Despite the win the economy is taking on the luxury industry, Patel is optimistic her degree will give her an edge in the job market whereas she graduates, she says.
"I think being focused and having a specialization, especially in delicacy, makes a person more salable in this economic climate," Patel says. "The ultra-wealthy will always buy luxury goods, regardless of the fluctuations in the thriftiness, in the way that that kind of gives us some trust."
Patel is one of a enlarging number of students who, malignity the mutable times, are setting their sights on a career in the luxury sector. In the by means of decade or so, more and further schools, many based in Europe, have started to venture MBA degrees in luxury-brand economy. The programs, which give students the fortune to specialize in sectors such as fragrance and cosmetics and wine and spirits, have become increasingly popular as top gratification brands wish seen double-digit increases in profits in late years.
But with sales of big-ticket items such of the same kind with Champagne, designer handbags, and watches expected to slide this year, the prospect is not quite as rosy. Analysts at Bain & Co. said in a recent report that global luxury sales could glide by for example a great deal of as 7% in 2009, while analysts at UBS are predicting a 5% revenue decline. Despite these gloomy forecasts, applications to luxury MBA programs are upon the body the upswing, with students betting the delicacy industry will bounce end, according to a contain of schools that specialize in the area.

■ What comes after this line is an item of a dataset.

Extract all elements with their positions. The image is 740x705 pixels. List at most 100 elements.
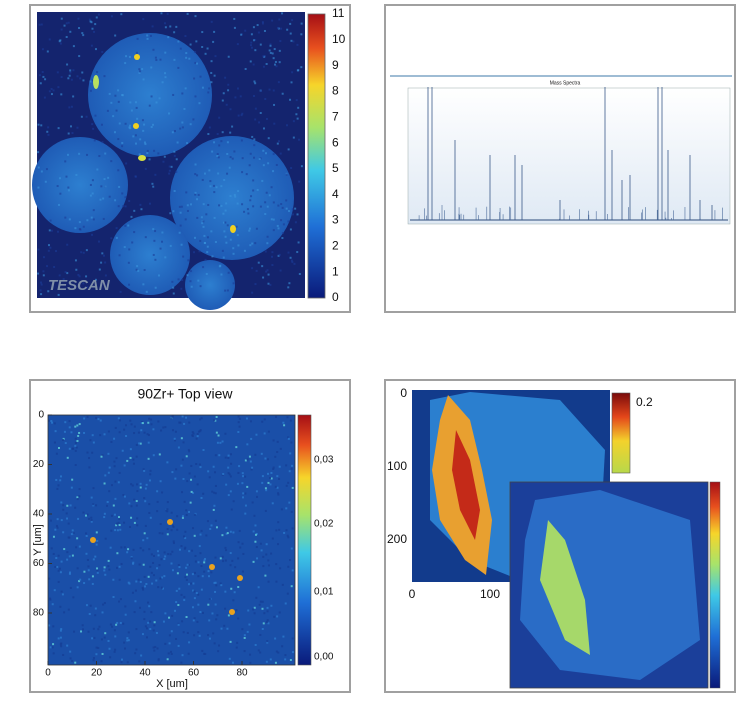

"Spending Fatigue"Indeed, the cyclical nature of the luxury markets makes it every ideal confinement for students to enroll in a enjoyment MBA program, says Milton Pedraza, chief executive of New York research firm the Luxury Institute. Luxury-goods companies tend to outperform when the economy is strong but do significantly worse than mainstream ones when the economy is down and unemployment is low.
"There is a lot of luxury fatigue on the part of consumers at aggregate levels, and I think this spending fatigue choose hold out through the next few temporary residence," he says. "But because luxury is cyclical, it’s a good time to get into a luxury MBA program. You’ll be spending your time learning in the sort of is a severe downturn, and you’ll really understand the rough side of the industry.
At Essec Business School in France, which has run an MBA program in International Luxury Brand Management since 1995, applications have doubled, to about 90, since last year, says Simon Nyeck, the program’s academic superintendent. The 11-month program, that costs €28,000, currently has about 40 students, representing 15 to 20 nationalities.
"I was a little surprised, to tell you the truth," Nyeck says of the hearty earnest application numbers. "I think principally applicants are betting on the fact that by the allotted period they graduate, things are going to have existence O.K."
Rising EnrollmentApplications have also doubled this fall at the International University of Monaco’s Monaco Business School, which started a master’s in luxury goods and services and an MBA with a specialization in pleasure management several years ago. There are 38 students in the master’s program and about 12 MBA students concentrating in luxury. Sandrine Ricard, the associate dean, says the school started the programs in part because a growing number of companies were demanding managers with additional specialized skills and understanding of the luxury market.